Really cannot think of the right words to share to you now. My blog is all about seeing beautiful things in life, my life experience as mother and wife. Encouraging people to do great things, think beautiful and be positive in everything but now, how can I encourage anyone when I am not okay and sad?
It is almost 40 days since my mom gone but still in process of accepting everything. I mean, I am still in the process of accepting that she is gone forever.
|My Mom and I Christmas 2012 in our church|
|It is harder when I am alone. God knows how I want to be okey for I need to be okey for my kids. I don't want them to see how sad and hard to loose my mama, I just want them remember their grandmother how she was before she left us, that I want them to see how good it felt and be happy to know that their grandmother is happy with Jesus now. Loosing my mom due to some complications of diabetes, makes me feel so alone and weak, I felt like I never do anything for her.|
Whom I can talk to? My three siblings leave abroad to worked several months ago before our mom passed away, I have a sister here who helped me sort things up for funeral and burial but she also busy with her own mourning and finding way to be okay also for her son. Good friends are good help to see things beautiful again, but I will be sad again when I am alone.
How to be okay? These things help me to smile again.
Read your Bible
There is no other way to calm my heart and mind but reading my Bible. It always give me the right words of whats happening around me, on what to do, and how to do. Reading my Bible at my weakest days makes me strong again. And it really helps me to think straight again. As God says He comforts his people in our darkest times (Job35:9-10) and went we are weak (Isaiah 40).
As I was telling you that I was very sad as if I do not do anything for my mom. The Bible reminds me that no I am not. The Bible reminds me that I will be comforted when I am mourning (Matthew 5:4) and while I am in grieve God is with me (2 Corinthians1:3-11), what is calmer than that, knowing my God is with me while I am sad. And having the assurance that all these feeling of grief will someday end (Revelation 21:3-4).

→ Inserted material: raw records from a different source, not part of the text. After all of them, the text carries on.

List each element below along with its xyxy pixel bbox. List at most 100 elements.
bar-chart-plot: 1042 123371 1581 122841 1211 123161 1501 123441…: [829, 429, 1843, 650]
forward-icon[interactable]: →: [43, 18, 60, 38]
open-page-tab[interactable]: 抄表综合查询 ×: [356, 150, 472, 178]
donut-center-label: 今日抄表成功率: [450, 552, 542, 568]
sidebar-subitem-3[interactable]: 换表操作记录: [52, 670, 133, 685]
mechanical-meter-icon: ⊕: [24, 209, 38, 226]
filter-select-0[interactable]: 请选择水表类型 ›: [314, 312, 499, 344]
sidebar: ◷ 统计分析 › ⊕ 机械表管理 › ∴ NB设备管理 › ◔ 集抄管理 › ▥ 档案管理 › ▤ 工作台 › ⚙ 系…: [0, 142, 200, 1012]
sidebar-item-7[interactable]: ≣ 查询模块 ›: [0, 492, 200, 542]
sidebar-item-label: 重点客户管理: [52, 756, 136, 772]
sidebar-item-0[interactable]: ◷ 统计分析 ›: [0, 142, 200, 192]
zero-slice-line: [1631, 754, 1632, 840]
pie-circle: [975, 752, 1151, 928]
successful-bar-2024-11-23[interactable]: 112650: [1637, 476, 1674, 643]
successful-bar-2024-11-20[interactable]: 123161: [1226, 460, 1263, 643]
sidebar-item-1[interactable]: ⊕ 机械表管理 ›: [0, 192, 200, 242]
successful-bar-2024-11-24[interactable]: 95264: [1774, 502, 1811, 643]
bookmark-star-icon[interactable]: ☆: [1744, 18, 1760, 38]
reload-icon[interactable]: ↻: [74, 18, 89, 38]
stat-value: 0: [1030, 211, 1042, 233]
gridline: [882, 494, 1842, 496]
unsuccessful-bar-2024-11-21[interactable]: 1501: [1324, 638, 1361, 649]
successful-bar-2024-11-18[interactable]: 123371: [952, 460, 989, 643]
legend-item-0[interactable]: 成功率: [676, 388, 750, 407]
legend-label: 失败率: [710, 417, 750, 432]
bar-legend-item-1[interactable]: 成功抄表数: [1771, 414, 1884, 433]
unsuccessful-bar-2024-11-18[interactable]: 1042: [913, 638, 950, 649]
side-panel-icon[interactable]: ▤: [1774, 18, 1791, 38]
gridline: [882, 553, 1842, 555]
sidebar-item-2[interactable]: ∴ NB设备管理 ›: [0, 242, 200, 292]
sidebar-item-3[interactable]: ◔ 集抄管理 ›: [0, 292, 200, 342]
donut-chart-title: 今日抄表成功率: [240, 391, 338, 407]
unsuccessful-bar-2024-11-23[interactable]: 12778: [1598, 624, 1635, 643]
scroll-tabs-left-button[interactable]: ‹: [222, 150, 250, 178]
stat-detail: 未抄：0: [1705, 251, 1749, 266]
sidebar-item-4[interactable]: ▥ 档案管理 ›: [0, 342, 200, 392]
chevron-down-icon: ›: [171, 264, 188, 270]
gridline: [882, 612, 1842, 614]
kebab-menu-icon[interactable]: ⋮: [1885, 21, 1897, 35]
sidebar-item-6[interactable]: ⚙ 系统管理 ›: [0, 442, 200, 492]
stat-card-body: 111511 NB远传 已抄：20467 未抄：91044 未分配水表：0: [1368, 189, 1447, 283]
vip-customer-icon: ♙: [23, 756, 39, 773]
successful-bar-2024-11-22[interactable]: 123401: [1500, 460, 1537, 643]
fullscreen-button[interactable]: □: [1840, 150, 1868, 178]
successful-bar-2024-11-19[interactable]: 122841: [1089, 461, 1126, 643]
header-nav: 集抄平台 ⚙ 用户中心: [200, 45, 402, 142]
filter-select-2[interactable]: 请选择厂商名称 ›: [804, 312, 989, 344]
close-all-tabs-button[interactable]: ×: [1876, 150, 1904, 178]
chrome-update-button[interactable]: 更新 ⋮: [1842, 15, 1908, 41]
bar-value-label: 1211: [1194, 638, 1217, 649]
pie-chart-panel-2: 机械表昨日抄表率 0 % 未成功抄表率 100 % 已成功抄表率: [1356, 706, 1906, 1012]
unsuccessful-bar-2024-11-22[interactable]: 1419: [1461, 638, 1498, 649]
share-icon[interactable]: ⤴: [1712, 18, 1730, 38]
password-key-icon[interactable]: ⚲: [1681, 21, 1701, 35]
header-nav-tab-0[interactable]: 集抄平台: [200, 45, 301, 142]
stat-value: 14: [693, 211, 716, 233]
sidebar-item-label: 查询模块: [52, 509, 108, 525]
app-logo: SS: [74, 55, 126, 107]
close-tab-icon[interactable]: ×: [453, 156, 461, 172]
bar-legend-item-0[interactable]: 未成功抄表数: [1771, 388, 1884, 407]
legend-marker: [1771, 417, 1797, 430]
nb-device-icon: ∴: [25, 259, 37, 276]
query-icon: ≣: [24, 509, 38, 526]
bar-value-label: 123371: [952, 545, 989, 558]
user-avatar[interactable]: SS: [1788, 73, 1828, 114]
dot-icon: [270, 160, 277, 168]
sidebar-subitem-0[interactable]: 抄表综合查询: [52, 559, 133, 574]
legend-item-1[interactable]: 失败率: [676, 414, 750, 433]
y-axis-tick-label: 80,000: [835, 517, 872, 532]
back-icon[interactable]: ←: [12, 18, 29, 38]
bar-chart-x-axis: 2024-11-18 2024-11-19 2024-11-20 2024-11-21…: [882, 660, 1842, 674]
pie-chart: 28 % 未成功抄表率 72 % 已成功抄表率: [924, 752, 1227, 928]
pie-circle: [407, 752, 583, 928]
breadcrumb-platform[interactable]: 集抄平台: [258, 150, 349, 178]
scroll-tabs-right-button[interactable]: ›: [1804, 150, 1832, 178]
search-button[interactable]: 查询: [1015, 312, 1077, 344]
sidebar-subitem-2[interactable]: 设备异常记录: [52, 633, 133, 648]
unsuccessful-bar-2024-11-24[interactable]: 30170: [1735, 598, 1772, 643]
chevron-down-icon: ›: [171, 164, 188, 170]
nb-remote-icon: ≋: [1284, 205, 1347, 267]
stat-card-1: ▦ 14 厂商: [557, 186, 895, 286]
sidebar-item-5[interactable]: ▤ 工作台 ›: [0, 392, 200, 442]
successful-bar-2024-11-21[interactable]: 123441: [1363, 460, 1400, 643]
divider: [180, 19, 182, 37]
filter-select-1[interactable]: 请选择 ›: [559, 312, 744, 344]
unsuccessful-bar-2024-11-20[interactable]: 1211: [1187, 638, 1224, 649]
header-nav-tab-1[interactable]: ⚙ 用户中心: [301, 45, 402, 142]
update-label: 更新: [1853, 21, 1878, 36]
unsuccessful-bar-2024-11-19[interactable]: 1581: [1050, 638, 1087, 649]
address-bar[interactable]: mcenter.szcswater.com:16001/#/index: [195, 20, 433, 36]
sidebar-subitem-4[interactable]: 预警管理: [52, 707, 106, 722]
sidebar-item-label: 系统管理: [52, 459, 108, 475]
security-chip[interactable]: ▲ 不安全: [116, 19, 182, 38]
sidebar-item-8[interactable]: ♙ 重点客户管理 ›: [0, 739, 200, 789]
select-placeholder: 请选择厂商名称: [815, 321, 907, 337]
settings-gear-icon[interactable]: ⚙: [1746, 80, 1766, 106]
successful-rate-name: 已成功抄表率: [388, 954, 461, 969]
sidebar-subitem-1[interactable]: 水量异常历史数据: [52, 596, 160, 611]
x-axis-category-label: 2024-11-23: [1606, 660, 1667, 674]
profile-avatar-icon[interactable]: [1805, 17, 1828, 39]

Whatever happens pray (Ephesians6:18). I learned that I cannot do anything without God. You may say that it is a cliché but it is true, I cannot be here writing, without Him. I cannot be who I am now without God. I am weak, I am gloomy without Him.
I got operated with my gallbladder when my husband and I still starting our married life together, I lost my house, car and jewelries two years ago and bound to many debts. And last month loosing my mom before Christmas.
So many reasons to be sad and gloomy but still I have many reasons to thank Jesus like before my mom died, my husband and I bought a new house twice as the price of what we lost two years ago. We almost finish paying our debts to our relatives, and just recently my husband got his promotion that will give us financial increase. I have two lovely kids and loving husband. The great I am still lives and still can be bless by God no matter what happen. In my sadness I find joy, by praying I am at peace that everything will be alright because after I pray I find hope that this pain soon will end as God promised.
|My mom and family after Christmas Candlelight 2011 at Cathedral of Praise Manila|
Plan your day with good things to do
Start the year right. Plan your life with new beginning.
Not that I want to forget my mom, she will always be in my heart, she will always be a part of my family, my life.
I want to think that she's always be here guiding us from heaven, watching us to do better for our own family. I am still here and I need to be okay soon.
Not that I will never be lonely and cry again when I remember my Mama but when I get lonely or sad I will remember the wisdoms that she thought me and be here for my four siblings for always. I still have them and I know loving them will always make my Mama happy and proud wherever in heaven she is right now.
Talk with positive people
When you are sad it is not healthy to talk to negative people. I mean it is not good to talk or be near with people who will make you more sad and feel weak.
Give yourself space and break with friends or relatives that will pull you down.
It is so amazing but when times are tough you will recognize people that are not good to stay with your life.
When your in your saddest you will see people who will stay to love you and support you more. When times are tough God will leave people that will make you feel safe and been comforted, good news is when the mourning ends you will feel happy to be with those people who stayed at your weakest.
Life is beautiful, don't waste your time for anything that could make you feel imperior and sad.
To my Mama I will love you forever, no words can describe how I missed you and no tears could tell how lonely I am to loose you, but I have faith that I will see you again and someday we will sing with Jesus together.